After taking effect for several hours, the controversial law was again blocked by a federal appeals court. The law would allow the police to arrest and detain people crossing the border illegally.

A three-judge panel at the 5th US Circuit Court of Appeals ordered late Tuesday the freezing of a Texas migrant law just hours after the US Supreme Court gave it the greenlight.

The law would make it possible for the police to arrest and detain people who cross the border from Mexico to Texas unauthorized. 

Texas authorities did not report any arrests during the short time that the law was in force. 

Mexico said that it would refuse to take anyone back who is ordered to leave the country under state law.

The statement by the Mexcian Foreign Affairs Secretary warned that it “categorically rejects” any state or local government enforcement of immigration control.

Before the appeals court order, the decision by the Supreme Court was seen as an encouragement for other Republican lawmakers who are pushing for similar measures in different states.

Also on Tuesday, the state House in Iowa gave its final approval to a similar bill giving state law enforcement the right to arrest people who are illegally crossing the border and have been previously denied entry into the country. 

How has been the reaction in Texas? 

El Paso County Judge Ricardo Samaniego, the county’s highest-ranking executive, said that immigration enforcement should remain under federal jurisdiction rather than state control. 

“We had accidents, we had injuries and we got a little glimpse of what would happen if the state began to control what happens with respect to immigration,” Samaniego said.

Associate professor of law at the University of Houston Law Center Daniel Morales warned that the law “will be a mess, very clearly, to enforce.”

He added, “It’s very clear that [Texas Governor] Greg Abbott wants to enforce the law so he can get lots of photo ops and opportunities, but it’s gonna take a lot of state resources to implement.”

Skylor Hearn, the executive director of the Sheriffs’ Association of Texas, said sheriff’s offices were undergoing training since last year.

Hearn noted that if a county decides to undertake immigration enforcement, the taxpayers will bear the associated costs.

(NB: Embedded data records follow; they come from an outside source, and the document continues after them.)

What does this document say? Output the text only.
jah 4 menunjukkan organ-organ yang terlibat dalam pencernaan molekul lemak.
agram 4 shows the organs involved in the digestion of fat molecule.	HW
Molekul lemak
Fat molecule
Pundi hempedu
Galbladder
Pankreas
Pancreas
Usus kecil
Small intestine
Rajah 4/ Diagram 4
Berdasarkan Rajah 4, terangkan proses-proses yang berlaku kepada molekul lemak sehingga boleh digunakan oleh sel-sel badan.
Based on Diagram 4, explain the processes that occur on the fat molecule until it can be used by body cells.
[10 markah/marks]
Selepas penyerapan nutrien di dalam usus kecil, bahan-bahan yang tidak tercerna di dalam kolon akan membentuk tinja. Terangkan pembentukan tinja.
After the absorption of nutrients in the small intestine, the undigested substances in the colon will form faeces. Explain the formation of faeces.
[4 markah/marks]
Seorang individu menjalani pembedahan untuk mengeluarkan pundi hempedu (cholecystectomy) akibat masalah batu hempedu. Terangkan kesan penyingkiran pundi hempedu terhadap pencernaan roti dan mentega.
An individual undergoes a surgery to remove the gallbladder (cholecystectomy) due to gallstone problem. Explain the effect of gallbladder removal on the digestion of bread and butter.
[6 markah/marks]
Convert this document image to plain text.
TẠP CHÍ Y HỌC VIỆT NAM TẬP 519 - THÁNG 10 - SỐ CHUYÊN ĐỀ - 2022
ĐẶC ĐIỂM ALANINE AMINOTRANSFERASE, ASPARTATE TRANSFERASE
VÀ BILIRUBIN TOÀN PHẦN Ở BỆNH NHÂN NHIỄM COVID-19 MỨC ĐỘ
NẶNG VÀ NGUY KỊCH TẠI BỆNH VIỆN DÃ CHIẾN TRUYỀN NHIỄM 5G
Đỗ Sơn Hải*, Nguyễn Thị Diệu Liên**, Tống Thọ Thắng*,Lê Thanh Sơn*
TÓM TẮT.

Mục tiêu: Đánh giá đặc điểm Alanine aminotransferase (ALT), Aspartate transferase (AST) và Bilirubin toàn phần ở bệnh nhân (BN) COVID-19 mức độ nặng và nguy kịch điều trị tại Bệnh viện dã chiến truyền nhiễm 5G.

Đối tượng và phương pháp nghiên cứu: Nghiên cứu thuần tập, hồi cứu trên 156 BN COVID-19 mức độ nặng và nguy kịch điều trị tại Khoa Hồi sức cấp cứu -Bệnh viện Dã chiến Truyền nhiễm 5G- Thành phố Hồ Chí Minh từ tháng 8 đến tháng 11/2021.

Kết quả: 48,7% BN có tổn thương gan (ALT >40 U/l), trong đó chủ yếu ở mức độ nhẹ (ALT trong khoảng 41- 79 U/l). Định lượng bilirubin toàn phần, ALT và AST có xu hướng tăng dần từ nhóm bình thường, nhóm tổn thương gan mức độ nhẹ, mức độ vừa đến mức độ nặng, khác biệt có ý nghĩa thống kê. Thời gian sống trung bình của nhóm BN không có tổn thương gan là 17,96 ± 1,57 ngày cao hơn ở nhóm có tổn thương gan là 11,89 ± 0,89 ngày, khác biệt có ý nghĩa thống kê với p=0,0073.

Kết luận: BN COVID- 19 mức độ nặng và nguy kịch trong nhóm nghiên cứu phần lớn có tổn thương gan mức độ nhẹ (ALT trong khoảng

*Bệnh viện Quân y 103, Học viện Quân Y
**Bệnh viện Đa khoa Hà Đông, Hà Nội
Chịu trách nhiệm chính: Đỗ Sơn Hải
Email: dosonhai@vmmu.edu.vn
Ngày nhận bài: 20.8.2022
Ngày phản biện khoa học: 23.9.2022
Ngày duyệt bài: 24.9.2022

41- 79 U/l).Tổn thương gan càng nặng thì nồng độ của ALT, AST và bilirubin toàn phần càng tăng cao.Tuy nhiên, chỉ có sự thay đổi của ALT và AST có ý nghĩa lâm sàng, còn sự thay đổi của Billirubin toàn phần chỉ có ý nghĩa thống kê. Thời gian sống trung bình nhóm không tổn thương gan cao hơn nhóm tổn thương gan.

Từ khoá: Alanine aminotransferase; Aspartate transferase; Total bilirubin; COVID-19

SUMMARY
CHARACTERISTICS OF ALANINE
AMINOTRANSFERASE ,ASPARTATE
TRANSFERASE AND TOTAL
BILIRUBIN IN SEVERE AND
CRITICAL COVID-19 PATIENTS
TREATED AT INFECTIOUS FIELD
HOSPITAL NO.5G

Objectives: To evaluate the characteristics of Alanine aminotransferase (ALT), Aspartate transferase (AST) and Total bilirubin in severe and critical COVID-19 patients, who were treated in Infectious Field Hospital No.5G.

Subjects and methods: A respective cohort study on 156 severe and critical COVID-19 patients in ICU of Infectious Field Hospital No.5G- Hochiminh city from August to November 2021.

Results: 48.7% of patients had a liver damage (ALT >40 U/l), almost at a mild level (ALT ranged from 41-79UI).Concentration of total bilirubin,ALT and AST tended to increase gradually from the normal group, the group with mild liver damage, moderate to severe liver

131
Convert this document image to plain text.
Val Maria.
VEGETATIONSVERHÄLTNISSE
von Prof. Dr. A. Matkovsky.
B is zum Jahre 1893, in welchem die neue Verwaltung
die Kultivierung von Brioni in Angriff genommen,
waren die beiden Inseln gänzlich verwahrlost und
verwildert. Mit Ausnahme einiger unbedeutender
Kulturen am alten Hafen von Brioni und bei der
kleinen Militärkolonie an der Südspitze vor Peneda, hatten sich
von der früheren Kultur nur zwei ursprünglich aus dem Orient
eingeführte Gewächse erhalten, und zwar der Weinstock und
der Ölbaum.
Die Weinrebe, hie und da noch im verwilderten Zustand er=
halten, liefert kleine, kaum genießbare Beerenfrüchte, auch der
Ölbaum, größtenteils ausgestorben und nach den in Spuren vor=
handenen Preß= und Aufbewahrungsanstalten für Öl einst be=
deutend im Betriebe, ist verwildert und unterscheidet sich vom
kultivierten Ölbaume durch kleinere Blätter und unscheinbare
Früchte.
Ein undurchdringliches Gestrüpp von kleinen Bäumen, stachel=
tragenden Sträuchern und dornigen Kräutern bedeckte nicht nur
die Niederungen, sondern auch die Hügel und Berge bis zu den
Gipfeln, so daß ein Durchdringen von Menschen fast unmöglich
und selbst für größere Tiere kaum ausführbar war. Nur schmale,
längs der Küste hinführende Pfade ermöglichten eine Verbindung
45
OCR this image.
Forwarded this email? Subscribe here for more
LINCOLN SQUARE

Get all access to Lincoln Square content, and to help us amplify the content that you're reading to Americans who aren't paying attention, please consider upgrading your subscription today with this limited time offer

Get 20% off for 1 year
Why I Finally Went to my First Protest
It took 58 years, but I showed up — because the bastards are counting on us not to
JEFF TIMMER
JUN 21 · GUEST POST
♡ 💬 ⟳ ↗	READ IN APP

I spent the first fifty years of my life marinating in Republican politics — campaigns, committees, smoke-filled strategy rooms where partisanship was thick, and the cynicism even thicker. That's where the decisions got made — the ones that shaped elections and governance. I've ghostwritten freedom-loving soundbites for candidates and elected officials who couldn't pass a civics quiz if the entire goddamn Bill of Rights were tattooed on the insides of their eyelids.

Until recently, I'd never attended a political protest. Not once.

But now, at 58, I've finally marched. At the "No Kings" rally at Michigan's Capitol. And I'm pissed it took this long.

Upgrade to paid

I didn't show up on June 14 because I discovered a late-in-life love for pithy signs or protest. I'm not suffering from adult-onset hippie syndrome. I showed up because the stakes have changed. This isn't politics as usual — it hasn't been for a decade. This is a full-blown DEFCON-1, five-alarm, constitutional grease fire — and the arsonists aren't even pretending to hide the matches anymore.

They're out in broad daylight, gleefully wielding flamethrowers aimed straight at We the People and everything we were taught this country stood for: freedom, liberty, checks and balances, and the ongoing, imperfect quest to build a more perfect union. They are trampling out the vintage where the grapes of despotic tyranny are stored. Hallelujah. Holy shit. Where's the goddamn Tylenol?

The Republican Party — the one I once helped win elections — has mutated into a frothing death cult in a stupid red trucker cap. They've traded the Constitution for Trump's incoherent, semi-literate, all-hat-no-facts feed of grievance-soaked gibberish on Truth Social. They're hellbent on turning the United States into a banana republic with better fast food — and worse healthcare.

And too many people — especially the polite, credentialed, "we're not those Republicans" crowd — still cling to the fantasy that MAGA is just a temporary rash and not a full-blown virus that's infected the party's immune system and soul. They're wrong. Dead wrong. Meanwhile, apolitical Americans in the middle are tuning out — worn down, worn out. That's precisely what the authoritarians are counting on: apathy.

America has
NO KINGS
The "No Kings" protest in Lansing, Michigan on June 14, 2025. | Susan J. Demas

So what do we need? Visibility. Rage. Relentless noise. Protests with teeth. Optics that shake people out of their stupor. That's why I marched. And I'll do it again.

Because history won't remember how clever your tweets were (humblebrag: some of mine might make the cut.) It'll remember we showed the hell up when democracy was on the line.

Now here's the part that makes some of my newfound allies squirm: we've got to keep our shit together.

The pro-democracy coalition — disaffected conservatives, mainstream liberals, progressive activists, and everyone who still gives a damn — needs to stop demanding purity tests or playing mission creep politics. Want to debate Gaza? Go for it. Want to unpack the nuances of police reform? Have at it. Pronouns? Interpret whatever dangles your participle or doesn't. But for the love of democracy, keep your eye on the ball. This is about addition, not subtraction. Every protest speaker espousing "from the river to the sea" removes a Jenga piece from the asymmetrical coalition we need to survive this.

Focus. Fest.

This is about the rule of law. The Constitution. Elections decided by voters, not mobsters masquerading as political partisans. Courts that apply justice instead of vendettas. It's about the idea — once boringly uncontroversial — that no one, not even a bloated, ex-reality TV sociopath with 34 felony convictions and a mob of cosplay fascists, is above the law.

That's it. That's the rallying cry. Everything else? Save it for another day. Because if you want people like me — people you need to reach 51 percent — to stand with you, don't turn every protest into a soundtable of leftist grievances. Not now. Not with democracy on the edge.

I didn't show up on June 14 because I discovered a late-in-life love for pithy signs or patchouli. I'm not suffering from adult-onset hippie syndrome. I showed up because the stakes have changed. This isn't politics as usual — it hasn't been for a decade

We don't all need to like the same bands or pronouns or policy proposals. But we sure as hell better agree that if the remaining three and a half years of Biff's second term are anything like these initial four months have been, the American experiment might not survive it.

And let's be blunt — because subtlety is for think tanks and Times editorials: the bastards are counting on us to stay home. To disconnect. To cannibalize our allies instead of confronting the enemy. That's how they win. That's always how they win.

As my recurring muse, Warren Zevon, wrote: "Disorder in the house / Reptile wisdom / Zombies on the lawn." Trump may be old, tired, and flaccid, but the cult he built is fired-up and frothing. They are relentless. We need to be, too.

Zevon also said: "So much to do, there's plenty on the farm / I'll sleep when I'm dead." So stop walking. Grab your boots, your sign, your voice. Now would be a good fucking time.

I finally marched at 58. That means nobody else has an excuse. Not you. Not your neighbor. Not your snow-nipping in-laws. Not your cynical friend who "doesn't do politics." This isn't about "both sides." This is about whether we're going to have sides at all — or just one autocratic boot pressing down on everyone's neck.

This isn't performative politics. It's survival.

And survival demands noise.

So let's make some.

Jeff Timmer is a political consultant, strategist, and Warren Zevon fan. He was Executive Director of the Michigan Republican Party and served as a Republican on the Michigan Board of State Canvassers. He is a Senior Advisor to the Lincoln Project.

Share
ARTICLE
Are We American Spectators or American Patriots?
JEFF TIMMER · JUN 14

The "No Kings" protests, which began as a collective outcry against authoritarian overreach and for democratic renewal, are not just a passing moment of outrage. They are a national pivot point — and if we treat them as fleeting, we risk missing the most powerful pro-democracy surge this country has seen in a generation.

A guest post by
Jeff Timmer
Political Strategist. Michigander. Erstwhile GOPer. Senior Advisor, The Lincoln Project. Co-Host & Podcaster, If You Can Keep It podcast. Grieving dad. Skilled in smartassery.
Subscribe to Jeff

He said that it is important that the federal government fulfills its responsibilities in immigration enforcement, adding: “It is ideal for them to take possession and custody of these people.”

Despite efforts to enforce stricter immigration measures, illegal crossings have shrunk in recent months, with sharp declines in Texas, according to official figures. 

Tucson, Arizona, has become the busiest corridor for illegal crossings in the last months.